Thursday 20 March 2014



Uncle Khushwant as I called him - Khushwant Singh, gone at 99. Author and editor, secularist and agnostic (or would atheist be more correct?), sparing no one with his sometimes caustic comments and acerbic wit. He supported Indira Gandhi's Emergency, sided with Maneka (and then fell out with her), returned his Padma Bhushan in protest over Operation Blue Star and then was awarded the Padma Vibhushan. Son of one of Delhi's richest men, the contractor who built Lutyens' Delhi - Sir Sobha Singh -  he himself was totally unspoilt: to the end of his life, careful with his money to the point of being beyond frugal, spending little or nothing on himself.

He wrote short stories and novels, the best known of which was probably Train to Pakistan. At one time, editor of the now defunct (but then much-read!) Illustrated Weekly of India, which started him on his famous column. I remember when he took up that editorship: he asked Bennett Coleman & Co (the owners) for nothing by way of perquisites - no fancy penthouse on Malabar Hill, no car. Just one benefit: to be able to fly to Delhi as often as he wished. He went back and forth every week-end.

He was an old family friend, known to my parents from Lahore, part of my childhood and my growing up.

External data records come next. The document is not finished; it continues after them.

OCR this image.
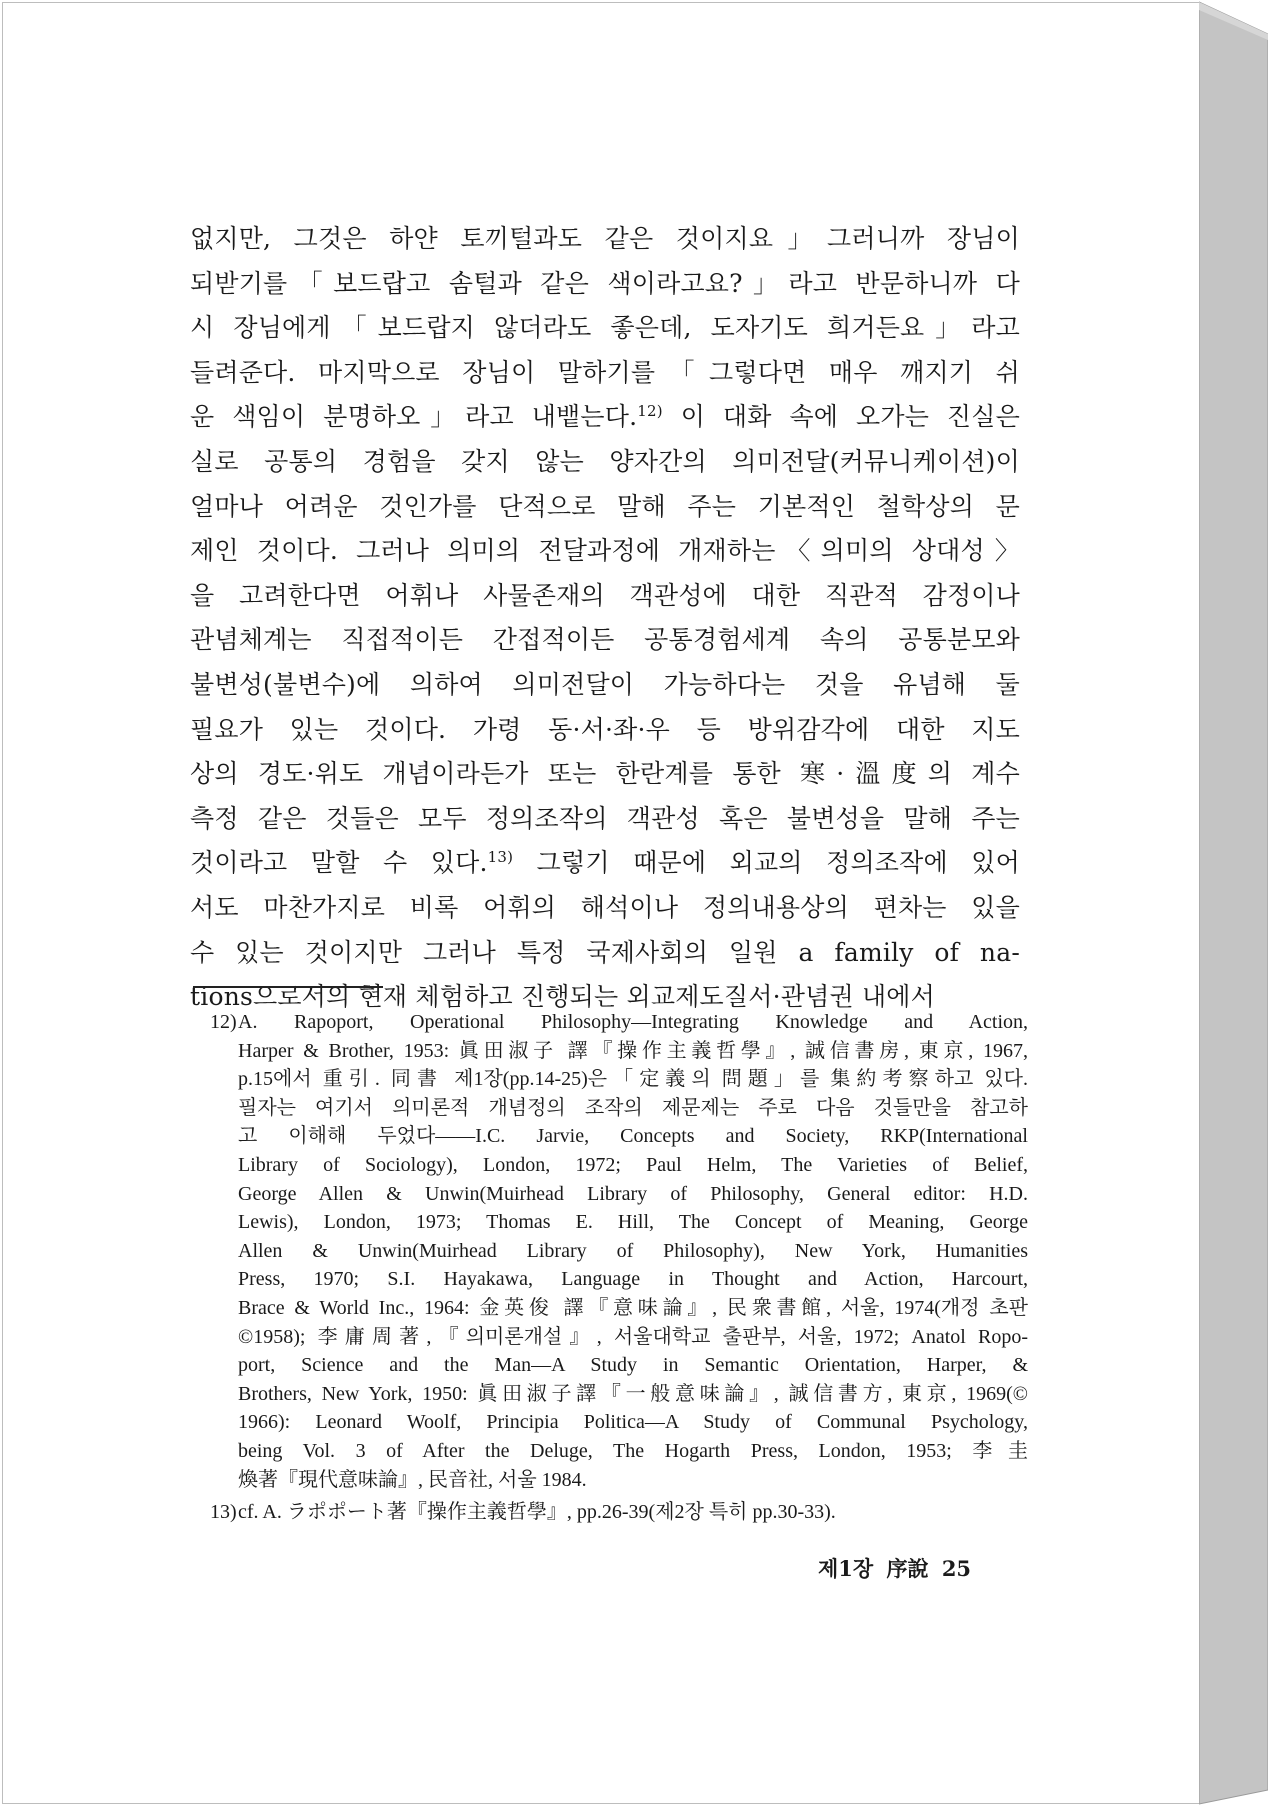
없지만, 그것은 하얀 토끼털과도 같은 것이지요」그러니까 장님이
되받기를「보드랍고 솜털과 같은 색이라고요?」라고 반문하니까 다
시 장님에게「보드랍지 않더라도 좋은데, 도자기도 희거든요」라고
들려준다. 마지막으로 장님이 말하기를「그렇다면 매우 깨지기 쉬
운 색임이 분명하오」라고 내뱉는다.$^{12)}$ 이 대화 속에 오가는 진실은
실로 공통의 경험을 갖지 않는 양자간의 의미전달(커뮤니케이션)이
얼마나 어려운 것인가를 단적으로 말해 주는 기본적인 철학상의 문
제인 것이다. 그러나 의미의 전달과정에 개재하는〈의미의 상대성〉
을 고려한다면 어휘나 사물존재의 객관성에 대한 직관적 감정이나
관념체계는 직접적이든 간접적이든 공통경험세계 속의 공통분모와
불변성(불변수)에 의하여 의미전달이 가능하다는 것을 유념해 둘
필요가 있는 것이다. 가령 동·서·좌·우 등 방위감각에 대한 지도
상의 경도·위도 개념이라든가 또는 한란계를 통한 寒·溫度의 계수
측정 같은 것들은 모두 정의조작의 객관성 혹은 불변성을 말해 주는
것이라고 말할 수 있다.$^{13)}$ 그렇기 때문에 외교의 정의조작에 있어
서도 마찬가지로 비록 어휘의 해석이나 정의내용상의 편차는 있을
수 있는 것이지만 그러나 특정 국제사회의 일원 a family of na-
tions으로서의 현재 체험하고 진행되는 외교제도질서·관념권 내에서
12) A. Rapoport, Operational Philosophy—Integrating Knowledge and Action,
Harper & Brother, 1953: 眞田淑子 譯『操作主義哲學』, 誠信書房, 東京, 1967,
p.15에서 重引. 同書 제1장(pp.14-25)은「定義의 問題」를 集約考察하고 있다.
필자는 여기서 의미론적 개념정의 조작의 제문제는 주로 다음 것들만을 참고하
고 이해해 두었다——I.C. Jarvie, Concepts and Society, RKP(International
Library of Sociology), London, 1972; Paul Helm, The Varieties of Belief,
George Allen & Unwin(Muirhead Library of Philosophy, General editor: H.D.
Lewis), London, 1973; Thomas E. Hill, The Concept of Meaning, George
Allen & Unwin(Muirhead Library of Philosophy), New York, Humanities
Press, 1970; S.I. Hayakawa, Language in Thought and Action, Harcourt,
Brace & World Inc., 1964: 金英俊 譯『意味論』, 民衆書館, 서울, 1974(개정 초판
©1958); 李庸周著,『의미론개설』, 서울대학교 출판부, 서울, 1972; Anatol Ropo-
port, Science and the Man—A Study in Semantic Orientation, Harper, &
Brothers, New York, 1950: 眞田淑子譯『一般意味論』, 誠信書方, 東京, 1969(©
1966): Leonard Woolf, Principia Politica—A Study of Communal Psychology,
being Vol. 3 of After the Deluge, The Hogarth Press, London, 1953; 李圭
煥著『現代意味論』, 民音社, 서울 1984.
13) cf. A. ラポポート著『操作主義哲學』, pp.26-39(제2장 특히 pp.30-33).
제1장 序說 25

He once asked me a question which really made me ponder: why, he queried, why is it that women are more religious than men? I was  sixteen at that time and could give him no answer then, and probably could not, even now. But he made me think, which was of course the entire intention of his asking.

Himself to the last, he wrote not that long ago about his impending death in a truly characteristic way: "I wish to be buried with just a tree planted over my grave — no tombstone, nothing. If you live close to the sea, go for burial at sea. It saves wood."

Good-bye, dear Uncle Khushwant. You made a difference. You will be missed.